Rare but serious: Myopathy and rhabdomyolysis — the risk is dose-dependent and substantially increased in combination with drugs that raise rosuvastatin plasma levels. Proteinuria and haematuria (notably more common with rosuvastatin than other statins at high doses, particularly 40 mg — monitor urine protein at baseline and during therapy at high doses). Hepatic dysfunction. New-onset diabetes mellitus (class effect of all statins).
At 40 mg dose: The highest approved dose of 40 mg should be used only when the 20 mg dose has not achieved the treatment goal and when high-risk patients are unlikely to benefit from a switch to an alternative statin. Renal and hepatic monitoring is more important at this dose.
Interactions
- Ciclosporin: Markedly increases rosuvastatin AUC (approximately 7-fold); combination results in maximum dose of 5 mg daily
- Gemfibrozil: Increases rosuvastatin exposure by approximately 2-fold; combination should be avoided or dose limited to 10 mg
- HIV antiretrovirals (lopinavir/ritonavir, atazanavir/ritonavir): Significant increases in rosuvastatin exposure; careful dose limitation required
- Antacids containing aluminium and magnesium: Reduce rosuvastatin absorption by approximately 50 percent; administer rosuvastatin at least 2 hours before antacids
- Fusidic acid: Increased risk of myopathy; rosuvastatin should be temporarily discontinued during systemic fusidic acid courses
- Warfarin: Rosuvastatin may increase INR; monitor anticoagulation when initiating or adjusting rosuvastatin therapy
Special Notes
Asian patients: Pharmacokinetic studies show approximately 2-fold higher plasma levels in East Asian patients compared with Caucasians. The starting dose should be 5 mg and the maximum dose 20 mg in this population to reduce the risk of myopathy.
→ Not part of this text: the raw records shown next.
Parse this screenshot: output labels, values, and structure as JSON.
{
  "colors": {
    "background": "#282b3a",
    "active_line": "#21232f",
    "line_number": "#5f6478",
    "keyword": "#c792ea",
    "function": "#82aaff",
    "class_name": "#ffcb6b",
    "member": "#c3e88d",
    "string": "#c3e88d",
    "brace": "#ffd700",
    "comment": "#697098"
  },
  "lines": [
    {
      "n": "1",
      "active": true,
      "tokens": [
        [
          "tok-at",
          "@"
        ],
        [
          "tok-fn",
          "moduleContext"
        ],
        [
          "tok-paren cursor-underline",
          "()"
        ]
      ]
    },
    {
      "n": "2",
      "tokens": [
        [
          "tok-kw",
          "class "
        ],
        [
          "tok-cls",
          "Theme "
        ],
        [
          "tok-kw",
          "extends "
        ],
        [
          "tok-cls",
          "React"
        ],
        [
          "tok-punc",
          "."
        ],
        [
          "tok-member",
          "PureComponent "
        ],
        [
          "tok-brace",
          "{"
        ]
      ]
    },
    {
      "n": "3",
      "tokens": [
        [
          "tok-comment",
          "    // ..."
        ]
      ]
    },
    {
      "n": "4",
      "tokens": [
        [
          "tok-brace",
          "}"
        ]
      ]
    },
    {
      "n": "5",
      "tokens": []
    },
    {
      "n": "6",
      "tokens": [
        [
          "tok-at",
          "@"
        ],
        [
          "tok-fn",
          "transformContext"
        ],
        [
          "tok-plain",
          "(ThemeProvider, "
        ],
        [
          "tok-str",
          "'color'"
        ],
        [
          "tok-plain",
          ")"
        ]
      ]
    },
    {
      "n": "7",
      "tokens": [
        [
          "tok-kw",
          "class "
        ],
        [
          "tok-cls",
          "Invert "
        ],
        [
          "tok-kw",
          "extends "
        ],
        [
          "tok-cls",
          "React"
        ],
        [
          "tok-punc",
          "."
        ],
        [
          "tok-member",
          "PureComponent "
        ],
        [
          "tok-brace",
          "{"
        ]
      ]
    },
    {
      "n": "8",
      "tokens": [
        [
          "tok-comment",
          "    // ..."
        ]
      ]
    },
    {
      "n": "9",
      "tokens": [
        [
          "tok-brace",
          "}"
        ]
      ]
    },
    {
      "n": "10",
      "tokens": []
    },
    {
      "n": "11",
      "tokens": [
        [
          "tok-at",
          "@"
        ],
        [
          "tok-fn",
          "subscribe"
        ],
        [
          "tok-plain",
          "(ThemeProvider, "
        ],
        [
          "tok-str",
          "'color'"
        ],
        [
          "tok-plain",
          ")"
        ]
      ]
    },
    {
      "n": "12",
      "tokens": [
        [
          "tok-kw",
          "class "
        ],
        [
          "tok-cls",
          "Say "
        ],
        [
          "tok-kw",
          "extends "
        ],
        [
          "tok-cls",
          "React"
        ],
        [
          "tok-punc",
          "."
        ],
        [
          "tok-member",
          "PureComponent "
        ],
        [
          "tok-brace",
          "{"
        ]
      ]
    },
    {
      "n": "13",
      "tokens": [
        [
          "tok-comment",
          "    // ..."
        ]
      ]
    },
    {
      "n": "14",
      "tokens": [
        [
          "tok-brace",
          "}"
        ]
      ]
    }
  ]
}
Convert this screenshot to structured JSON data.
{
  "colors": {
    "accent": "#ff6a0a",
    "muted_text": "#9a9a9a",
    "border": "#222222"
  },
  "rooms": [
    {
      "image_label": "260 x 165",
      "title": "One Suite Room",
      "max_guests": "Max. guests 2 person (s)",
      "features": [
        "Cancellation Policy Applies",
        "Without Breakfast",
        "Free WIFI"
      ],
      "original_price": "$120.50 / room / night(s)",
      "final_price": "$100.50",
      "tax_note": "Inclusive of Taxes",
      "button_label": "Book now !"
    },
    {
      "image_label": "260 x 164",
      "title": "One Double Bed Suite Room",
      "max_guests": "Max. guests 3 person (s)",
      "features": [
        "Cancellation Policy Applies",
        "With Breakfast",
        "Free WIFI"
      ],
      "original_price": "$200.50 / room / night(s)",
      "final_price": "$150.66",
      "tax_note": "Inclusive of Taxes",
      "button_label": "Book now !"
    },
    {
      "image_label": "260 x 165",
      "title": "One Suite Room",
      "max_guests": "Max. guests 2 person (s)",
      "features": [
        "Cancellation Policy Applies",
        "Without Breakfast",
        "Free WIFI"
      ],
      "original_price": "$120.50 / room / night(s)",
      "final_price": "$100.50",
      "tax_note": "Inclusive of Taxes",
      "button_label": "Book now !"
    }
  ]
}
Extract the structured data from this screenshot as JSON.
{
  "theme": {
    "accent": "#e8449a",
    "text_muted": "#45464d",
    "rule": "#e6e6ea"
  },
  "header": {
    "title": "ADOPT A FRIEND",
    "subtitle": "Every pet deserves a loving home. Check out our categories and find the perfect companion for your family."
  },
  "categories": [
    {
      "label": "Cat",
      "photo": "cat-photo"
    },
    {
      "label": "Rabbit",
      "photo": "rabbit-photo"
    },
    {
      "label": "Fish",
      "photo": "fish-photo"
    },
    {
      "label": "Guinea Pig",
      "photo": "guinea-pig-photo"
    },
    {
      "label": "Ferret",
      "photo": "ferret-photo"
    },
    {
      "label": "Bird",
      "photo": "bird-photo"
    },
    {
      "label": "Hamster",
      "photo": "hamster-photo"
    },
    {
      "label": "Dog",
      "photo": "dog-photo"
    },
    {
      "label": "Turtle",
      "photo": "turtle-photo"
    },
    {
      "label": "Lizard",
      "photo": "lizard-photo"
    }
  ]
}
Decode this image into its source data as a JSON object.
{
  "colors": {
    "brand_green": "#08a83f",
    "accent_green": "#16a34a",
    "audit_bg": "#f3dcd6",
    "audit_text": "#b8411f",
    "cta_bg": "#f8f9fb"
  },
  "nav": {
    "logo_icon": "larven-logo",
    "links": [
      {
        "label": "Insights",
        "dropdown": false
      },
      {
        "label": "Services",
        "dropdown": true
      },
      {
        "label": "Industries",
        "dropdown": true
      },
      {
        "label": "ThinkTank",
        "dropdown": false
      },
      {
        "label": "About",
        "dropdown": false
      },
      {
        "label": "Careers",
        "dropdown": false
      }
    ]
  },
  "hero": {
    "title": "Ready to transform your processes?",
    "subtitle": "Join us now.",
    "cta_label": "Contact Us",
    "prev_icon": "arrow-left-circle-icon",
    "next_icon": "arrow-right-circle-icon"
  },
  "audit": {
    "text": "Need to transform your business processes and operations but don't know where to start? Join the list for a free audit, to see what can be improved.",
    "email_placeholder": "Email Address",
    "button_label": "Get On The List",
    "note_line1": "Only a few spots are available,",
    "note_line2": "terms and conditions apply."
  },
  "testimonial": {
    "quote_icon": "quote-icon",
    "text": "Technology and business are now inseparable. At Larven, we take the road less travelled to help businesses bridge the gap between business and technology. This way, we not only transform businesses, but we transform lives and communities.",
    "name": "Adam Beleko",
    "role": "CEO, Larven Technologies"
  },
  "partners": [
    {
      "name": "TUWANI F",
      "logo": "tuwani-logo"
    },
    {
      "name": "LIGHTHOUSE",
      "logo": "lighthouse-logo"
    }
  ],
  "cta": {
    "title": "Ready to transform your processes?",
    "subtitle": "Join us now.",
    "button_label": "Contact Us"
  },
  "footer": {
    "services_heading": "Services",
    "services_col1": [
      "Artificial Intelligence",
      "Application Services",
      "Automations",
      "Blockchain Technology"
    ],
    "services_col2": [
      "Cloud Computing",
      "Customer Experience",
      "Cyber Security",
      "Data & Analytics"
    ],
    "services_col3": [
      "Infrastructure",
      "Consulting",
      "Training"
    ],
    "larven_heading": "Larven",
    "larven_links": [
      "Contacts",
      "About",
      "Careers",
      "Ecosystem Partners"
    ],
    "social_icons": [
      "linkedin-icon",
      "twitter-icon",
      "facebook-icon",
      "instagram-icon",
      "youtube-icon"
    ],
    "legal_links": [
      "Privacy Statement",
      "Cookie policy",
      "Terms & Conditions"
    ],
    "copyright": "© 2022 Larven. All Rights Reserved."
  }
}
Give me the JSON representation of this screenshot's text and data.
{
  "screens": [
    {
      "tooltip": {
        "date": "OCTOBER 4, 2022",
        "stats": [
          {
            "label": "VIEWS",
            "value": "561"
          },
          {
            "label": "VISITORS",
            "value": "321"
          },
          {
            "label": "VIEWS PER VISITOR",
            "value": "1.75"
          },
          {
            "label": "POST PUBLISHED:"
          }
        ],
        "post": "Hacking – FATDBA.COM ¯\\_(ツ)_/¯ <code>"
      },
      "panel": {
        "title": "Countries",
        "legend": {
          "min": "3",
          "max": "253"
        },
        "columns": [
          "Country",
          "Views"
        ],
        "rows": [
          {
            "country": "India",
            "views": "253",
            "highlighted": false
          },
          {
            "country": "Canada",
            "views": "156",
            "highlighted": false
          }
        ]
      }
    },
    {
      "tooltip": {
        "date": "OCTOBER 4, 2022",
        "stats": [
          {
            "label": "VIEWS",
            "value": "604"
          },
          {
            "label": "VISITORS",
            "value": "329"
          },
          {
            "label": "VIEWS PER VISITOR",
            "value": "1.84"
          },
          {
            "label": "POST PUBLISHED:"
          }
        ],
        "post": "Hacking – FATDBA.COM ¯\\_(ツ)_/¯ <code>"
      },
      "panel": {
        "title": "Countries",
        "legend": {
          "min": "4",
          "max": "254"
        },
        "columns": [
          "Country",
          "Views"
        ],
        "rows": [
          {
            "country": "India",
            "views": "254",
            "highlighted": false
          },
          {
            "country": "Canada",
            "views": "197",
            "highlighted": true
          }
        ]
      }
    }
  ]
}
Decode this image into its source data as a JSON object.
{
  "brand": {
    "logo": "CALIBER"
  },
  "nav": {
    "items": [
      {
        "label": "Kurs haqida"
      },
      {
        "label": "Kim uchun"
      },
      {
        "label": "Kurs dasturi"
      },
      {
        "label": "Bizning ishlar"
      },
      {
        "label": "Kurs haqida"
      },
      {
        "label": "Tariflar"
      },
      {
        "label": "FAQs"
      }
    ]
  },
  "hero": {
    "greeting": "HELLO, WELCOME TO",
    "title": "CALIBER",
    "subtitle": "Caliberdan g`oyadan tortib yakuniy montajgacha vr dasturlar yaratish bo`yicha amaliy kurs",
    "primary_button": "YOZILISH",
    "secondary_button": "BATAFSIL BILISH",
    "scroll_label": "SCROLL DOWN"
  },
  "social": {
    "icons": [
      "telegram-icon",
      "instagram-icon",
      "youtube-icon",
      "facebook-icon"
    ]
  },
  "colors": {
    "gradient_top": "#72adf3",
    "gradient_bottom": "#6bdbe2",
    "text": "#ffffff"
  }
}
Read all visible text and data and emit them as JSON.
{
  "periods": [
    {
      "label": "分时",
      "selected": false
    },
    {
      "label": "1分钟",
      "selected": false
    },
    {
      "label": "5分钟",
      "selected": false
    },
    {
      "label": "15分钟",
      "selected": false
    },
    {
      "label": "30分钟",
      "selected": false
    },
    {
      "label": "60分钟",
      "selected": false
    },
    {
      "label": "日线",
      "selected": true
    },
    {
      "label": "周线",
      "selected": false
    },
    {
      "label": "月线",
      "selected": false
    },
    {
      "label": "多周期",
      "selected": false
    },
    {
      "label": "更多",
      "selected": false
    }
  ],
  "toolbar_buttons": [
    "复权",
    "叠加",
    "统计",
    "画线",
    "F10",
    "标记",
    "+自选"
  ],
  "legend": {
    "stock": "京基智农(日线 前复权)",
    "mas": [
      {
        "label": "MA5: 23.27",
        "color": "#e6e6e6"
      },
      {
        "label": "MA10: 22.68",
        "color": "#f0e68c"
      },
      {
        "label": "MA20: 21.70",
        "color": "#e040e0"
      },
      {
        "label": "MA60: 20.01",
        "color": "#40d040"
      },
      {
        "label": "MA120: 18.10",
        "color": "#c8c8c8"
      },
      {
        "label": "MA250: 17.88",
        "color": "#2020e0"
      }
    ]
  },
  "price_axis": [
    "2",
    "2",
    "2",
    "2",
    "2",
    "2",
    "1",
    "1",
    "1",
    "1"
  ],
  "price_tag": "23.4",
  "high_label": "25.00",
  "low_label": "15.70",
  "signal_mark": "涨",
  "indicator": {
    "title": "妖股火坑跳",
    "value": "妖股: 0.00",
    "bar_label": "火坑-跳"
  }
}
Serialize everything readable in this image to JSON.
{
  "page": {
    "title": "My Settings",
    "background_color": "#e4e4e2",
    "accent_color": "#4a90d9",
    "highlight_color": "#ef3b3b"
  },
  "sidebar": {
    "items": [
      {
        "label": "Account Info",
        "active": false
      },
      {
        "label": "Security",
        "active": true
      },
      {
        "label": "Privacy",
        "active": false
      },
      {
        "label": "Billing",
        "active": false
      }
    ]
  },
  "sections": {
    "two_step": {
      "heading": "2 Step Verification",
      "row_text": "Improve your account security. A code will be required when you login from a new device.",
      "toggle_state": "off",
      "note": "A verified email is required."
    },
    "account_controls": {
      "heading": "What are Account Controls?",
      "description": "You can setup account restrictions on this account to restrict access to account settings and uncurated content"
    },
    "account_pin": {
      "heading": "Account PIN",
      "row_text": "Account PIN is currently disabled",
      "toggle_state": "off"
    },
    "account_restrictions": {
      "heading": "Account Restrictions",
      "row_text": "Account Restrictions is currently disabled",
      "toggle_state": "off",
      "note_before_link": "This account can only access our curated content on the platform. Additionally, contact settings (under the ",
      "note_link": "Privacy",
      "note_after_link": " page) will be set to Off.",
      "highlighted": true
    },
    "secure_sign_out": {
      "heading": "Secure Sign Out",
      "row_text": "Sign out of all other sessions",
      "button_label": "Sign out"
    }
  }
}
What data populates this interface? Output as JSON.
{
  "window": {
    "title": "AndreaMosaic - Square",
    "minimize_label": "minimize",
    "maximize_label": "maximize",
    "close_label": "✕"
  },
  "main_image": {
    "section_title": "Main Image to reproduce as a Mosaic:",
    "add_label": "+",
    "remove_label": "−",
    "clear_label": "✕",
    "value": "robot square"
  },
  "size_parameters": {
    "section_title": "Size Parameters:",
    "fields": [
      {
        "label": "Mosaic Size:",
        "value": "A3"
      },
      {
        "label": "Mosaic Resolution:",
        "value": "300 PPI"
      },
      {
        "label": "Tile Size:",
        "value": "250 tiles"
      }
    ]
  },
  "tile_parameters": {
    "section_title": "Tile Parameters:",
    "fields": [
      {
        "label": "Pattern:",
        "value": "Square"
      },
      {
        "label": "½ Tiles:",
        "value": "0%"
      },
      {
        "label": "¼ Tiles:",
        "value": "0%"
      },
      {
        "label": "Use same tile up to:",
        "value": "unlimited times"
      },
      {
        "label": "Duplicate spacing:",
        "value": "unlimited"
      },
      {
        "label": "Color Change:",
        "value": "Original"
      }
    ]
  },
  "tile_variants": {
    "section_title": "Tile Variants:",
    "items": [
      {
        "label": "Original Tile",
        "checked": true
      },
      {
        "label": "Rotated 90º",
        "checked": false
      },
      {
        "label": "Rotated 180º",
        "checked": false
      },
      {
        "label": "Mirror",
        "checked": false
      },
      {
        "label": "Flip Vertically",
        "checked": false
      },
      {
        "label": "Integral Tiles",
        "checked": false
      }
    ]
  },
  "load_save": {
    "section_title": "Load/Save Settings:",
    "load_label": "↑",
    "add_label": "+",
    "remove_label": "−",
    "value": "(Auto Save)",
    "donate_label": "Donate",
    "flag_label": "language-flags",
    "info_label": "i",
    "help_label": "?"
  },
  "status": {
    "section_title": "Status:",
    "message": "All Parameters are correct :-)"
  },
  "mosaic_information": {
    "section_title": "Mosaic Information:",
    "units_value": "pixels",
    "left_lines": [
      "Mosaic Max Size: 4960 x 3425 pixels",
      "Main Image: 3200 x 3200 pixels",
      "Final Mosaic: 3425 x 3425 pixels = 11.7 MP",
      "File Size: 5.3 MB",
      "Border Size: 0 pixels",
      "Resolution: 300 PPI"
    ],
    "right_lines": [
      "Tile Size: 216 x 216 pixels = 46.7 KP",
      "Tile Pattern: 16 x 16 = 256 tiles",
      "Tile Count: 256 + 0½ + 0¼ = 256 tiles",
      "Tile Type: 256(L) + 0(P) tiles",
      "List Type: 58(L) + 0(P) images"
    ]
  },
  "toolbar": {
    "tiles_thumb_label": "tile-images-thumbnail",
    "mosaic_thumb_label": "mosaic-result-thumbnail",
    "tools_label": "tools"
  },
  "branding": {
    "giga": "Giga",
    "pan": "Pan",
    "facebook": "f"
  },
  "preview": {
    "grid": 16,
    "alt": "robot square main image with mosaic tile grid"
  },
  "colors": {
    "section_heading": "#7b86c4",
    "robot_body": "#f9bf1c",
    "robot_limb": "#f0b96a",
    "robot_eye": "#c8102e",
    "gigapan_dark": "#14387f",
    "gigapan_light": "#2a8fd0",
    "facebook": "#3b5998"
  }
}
Proteinuria monitoring: Dipstick proteinuria has been observed more frequently with rosuvastatin, particularly at 40 mg. Baseline and periodic urine protein monitoring is recommended at the highest dose. This effect appears to be a tubular rather than glomerular process and does not indicate progressive renal damage in most cases.
Pregnancy and breastfeeding: Rosuvastatin is absolutely contraindicated in pregnancy and breastfeeding. Statins inhibit cholesterol biosynthesis, which is essential for foetal and neonatal development.
Related Topics
- Atorvastatin — Most widely used high-potency statin
- Ezetimibe — Cholesterol absorption inhibitor, often combined with statins
- All active ingredients overview
Frequently Asked Questions
Is rosuvastatin better than atorvastatin?
At equivalent doses, rosuvastatin typically lowers LDL cholesterol by about 10 to 15 percent more than atorvastatin. However, both are high-intensity statins and the clinical outcome benefit appears broadly comparable in head-to-head data. The choice often depends on tolerability, interaction profile, and individual patient factors. Rosuvastatin's lack of CYP3A4 metabolism may be advantageous in patients on interacting medications.
Why must Asian patients take a lower dose of rosuvastatin?
Pharmacokinetic studies have consistently shown that East Asian patients have approximately twice the plasma concentration of rosuvastatin for a given dose compared with Caucasian patients. The reason is thought to relate to differences in OATP1B1 transporter activity. Lower starting doses reduce the risk of myopathy without significantly compromising lipid-lowering efficacy.
Does rosuvastatin need to be taken in the evening?
No. Unlike simvastatin and lovastatin, which have short half-lives and are most effective when taken in the evening to coincide with peak nocturnal cholesterol synthesis, rosuvastatin has a half-life of approximately 19 hours. It can be taken at any time of day; what matters most is daily consistency.